6            HILDES V. ARTHUR ANDERSEN LLP

either company if the merger was not consummated by
October 31, 2000; (2) by either company if the required
approval of shareholders was not obtained; or (3) by
Harbinger “upon a breach of any representation, warranty,
covenant or agreement” by Peregrine, “or if any
representation or warranty of [Peregrine] shall have become
untrue.” Peregrine warranted that “[n]one of the information
supplied or to be supplied by [Peregrine] for inclusion or
incorporation by reference in . . . the S-4 will, at the time the
S-4 becomes effective under the Securities Act, contain any
untrue statement of a material fact or omit to state any
material fact . . . .”

    As a condition to the Merger Agreement, Hildes and
certain of Harbinger’s shareholders executed voting
agreements with Peregrine in which each granted Peregrine
an irrevocable proxy to vote his or her Harbinger shares in
favor of the merger. Hildes’ Voting Agreement and
Irrevocable Proxy automatically terminated on the earlier of
(1) the Merger Agreement’s termination pursuant to Article
VII, or (2) the effective date of the merger. His proxy was
irrevocable “to the fullest extent permissible by law.” Hildes
was permitted to sell his Harbinger shares prior to the merger,
but only if the purchaser executed a counterpart to the Voting
Agreement and Irrevocable Proxy.

    On May 22, 2000, Peregrine filed its Registration
Statement with the SEC in connection with the merger. It
included financial statements audited by Arthur Andersen
LLP (“Andersen”) and allegedly contained various material
omissions and misrepresentations. Specifically, Hildes
alleges that Peregrine overstated its revenue by over $120
million and understated its net losses by over $190 million.
             HILDES V. ARTHUR ANDERSEN LLP                     7

The former Peregrine outside directors named as defendants
in the suit at bar signed the Registration Statement.

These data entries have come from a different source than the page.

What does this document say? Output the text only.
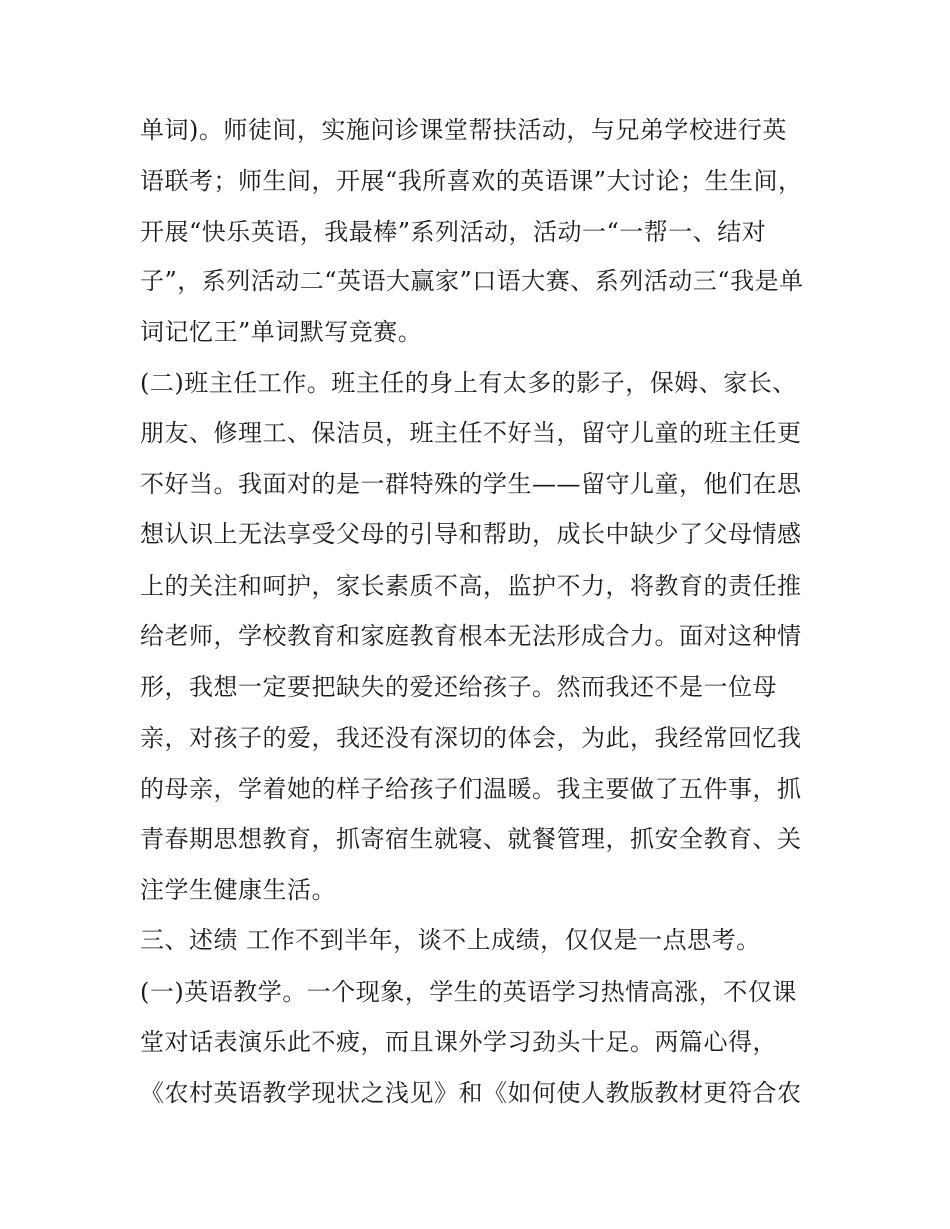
单词)。师徒间，实施问诊课堂帮扶活动，与兄弟学校进行英
语联考；师生间，开展“我所喜欢的英语课”大讨论；生生间，
开展“快乐英语，我最棒”系列活动，活动一“一帮一、结对
子”，系列活动二“英语大赢家”口语大赛、系列活动三“我是单
词记忆王”单词默写竞赛。
(二)班主任工作。班主任的身上有太多的影子，保姆、家长、
朋友、修理工、保洁员，班主任不好当，留守儿童的班主任更
不好当。我面对的是一群特殊的学生——留守儿童，他们在思
想认识上无法享受父母的引导和帮助，成长中缺少了父母情感
上的关注和呵护，家长素质不高，监护不力，将教育的责任推
给老师，学校教育和家庭教育根本无法形成合力。面对这种情
形，我想一定要把缺失的爱还给孩子。然而我还不是一位母
亲，对孩子的爱，我还没有深切的体会，为此，我经常回忆我
的母亲，学着她的样子给孩子们温暖。我主要做了五件事，抓
青春期思想教育，抓寄宿生就寝、就餐管理，抓安全教育、关
注学生健康生活。
三、述绩 工作不到半年，谈不上成绩，仅仅是一点思考。
(一)英语教学。一个现象，学生的英语学习热情高涨，不仅课
堂对话表演乐此不疲，而且课外学习劲头十足。两篇心得，
《农村英语教学现状之浅见》和《如何使人教版教材更符合农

    Shareholders of both companies subsequently approved
the merger, and on June 16, 2000, the transaction was
completed. Peregrine issued approximately thirty million
shares of Peregrine common stock in exchange for all
outstanding shares of Harbinger common stock. According
to Hildes, as a result of Peregrine’s fraud, Peregrine’s stock
price was artificially inflated to a price of $25.56 per share as
of the closing date of the merger.

    On June 30, 2003, the SEC filed a complaint against
Peregrine in the United States District Court for the Southern
District of California, alleging financial fraud in which
Peregrine had “filed materially incorrect financial statements
with the [SEC] for 11 consecutive quarters between April 1,
1999 and December 31, 2001.” Peregrine later consented to
a final judgment enjoining it from further violations of the
securities laws and requiring Peregrine to establish internal
compliance procedures.

    A consolidated class action was also brought by Peregrine
shareholders for financial statement fraud. In re Peregrine
Sys., Inc. Sec. Litig., No. 02-CV-870 (S.D. Cal. filed May 6,
2002). That class entered into settlement agreements with
certain defendants, from which Hildes opted out. Hildes filed
his own lawsuit in the United States District Court for the
District of New Jersey, later transferred to the Southern
District of California, against defendants Andersen, Thomas
Watrous, Douglas Powanda, and John Doe as the Executor of
the Estate of David Farley. He stated Section 11 claims
against Andersen, Watrous, and Doe, along with several other
claims not at issue in this appeal.
8             HILDES V. ARTHUR ANDERSEN LLP

    Andersen filed a motion to dismiss the claims against it.
In response, Hildes moved for leave to amend his complaint
to add scienter allegations as to Andersen and to add as
defendants former Peregrine directors John Moores, Charles
Noell, III, Richard Hosley, Norris Van Den Berg, and
Christopher Cole. Hildes’ proposed second amended
complaint asserted Section 11 claims against all of the
individual defendants. The new proposed defendants moved
to intervene to oppose Hildes’ motion to amend.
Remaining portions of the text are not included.